First working as an intelligence briefer for the U.S. Ambassador in Iraq and then a targeting officer in Fallujah, Slotkin climbed the ranks of the CIA and Defense Department in Republican and Democratic administrations. A Hebrew and Arabic speaker, Slotkin’s last post was Acting Assistant Secretary of Defense for International Security affairs during the end of the Obama administration. During her time in the Pentagon, she visited Israel at least six times and helped bring the F-35 to the Jewish State, the first ally to receive America’s most advanced fighter jet. Striking a close friendship with Amos Gilad, the former Director of the political-military affairs bureau at the Israeli Ministry of Defense, she also worked intensely on U.S.-Israeli missile defense programs including Iron Dome.
A third generation Michigander, Slotkin grew up on a beef cattle farm in Holly. She explained her motivations to run for Congress after the recent health care vote where the GOP led House of Representatives reversed much of the Affordable Care Act. “My mother died from ovarian cancer in 2011 and she struggled because she had cancer before: now what we call a precondition. She struggled to get affordable healthcare for many years and let it lapse because she had to pay other bills right before she was diagnosed with stage four ovarian cancer. For the first month of her illness, they wouldn’t put her into an MRI machine without an $8,000 check,” Slotkin noted. “We were very lucky to get her back onto health care by extreme luck. If not, it would have bankrupted my brother and I. My representative voted for the bill in the house without having one open town hall without reaching out to his constituents. That put me over the tipping point in running.” If Slotkin wins the Democratic primary, she will face two term Republican Mike Bishop who previously served in the Michigan State Senate.
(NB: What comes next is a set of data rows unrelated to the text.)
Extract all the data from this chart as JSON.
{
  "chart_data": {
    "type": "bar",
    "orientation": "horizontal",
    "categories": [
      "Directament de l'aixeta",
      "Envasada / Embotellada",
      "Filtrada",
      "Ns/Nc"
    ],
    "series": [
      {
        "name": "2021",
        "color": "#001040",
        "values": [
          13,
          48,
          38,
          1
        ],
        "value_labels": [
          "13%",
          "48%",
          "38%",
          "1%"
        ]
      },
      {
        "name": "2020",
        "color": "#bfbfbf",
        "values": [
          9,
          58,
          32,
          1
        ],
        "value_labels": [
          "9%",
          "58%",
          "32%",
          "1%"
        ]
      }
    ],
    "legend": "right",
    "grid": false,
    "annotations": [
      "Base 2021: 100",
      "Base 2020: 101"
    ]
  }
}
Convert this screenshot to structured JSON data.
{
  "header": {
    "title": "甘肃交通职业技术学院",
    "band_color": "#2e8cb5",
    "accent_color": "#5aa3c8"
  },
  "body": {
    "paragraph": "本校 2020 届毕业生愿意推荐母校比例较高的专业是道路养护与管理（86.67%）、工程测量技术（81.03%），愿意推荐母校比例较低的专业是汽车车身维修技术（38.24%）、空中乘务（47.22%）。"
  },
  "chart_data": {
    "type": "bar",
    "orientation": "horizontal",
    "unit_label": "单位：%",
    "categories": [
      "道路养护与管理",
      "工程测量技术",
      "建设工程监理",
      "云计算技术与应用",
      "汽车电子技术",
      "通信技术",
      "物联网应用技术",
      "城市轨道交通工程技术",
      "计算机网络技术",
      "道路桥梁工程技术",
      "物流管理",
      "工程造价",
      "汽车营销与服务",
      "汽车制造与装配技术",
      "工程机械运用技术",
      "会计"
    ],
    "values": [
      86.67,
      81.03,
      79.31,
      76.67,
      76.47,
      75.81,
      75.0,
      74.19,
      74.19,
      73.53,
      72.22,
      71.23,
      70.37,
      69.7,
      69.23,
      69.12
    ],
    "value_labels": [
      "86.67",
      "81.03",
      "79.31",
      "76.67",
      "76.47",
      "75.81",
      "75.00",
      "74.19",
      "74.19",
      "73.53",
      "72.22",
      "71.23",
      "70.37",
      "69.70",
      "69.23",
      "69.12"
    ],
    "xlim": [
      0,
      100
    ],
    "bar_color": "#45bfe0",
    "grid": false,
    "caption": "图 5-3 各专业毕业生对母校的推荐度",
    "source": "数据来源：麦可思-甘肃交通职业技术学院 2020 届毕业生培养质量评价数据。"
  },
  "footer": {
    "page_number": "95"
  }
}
When asked about the Trump administration’s current push to secure the “ultimate deal” between Israelis and Palestinians, Slotkin push for active American involvement, “The only way that this gets done is through strong American leadership. The only way that the two sides even come to the table is if the U.S. with a very strong lead convenes pushes both sides to make forward progress on the issue. But, if the parties are unwilling to come to the table, then unfortunately we are in a number of additional years with the same conflict with the same problems.”
While serving in a senior position of the Obama administration, Slotkin disagreed with the President’s decision not to respond militarily after Syrian President Bashar Assad used chemical weapons against his own people. “When President Assad decided to use those weapons again, we could have used a strong and clearer response than was given by the Obama administration,” she added.
With the economy and healthcare dominating the airwaves across Michigan, Slotkin cited her over decade long service in the C.I.A. and Defense Department. “People in Michigan feel like Washington is broken and they don’t have representatives who remember that they are public servants first. I know something about being a public servant,” she said.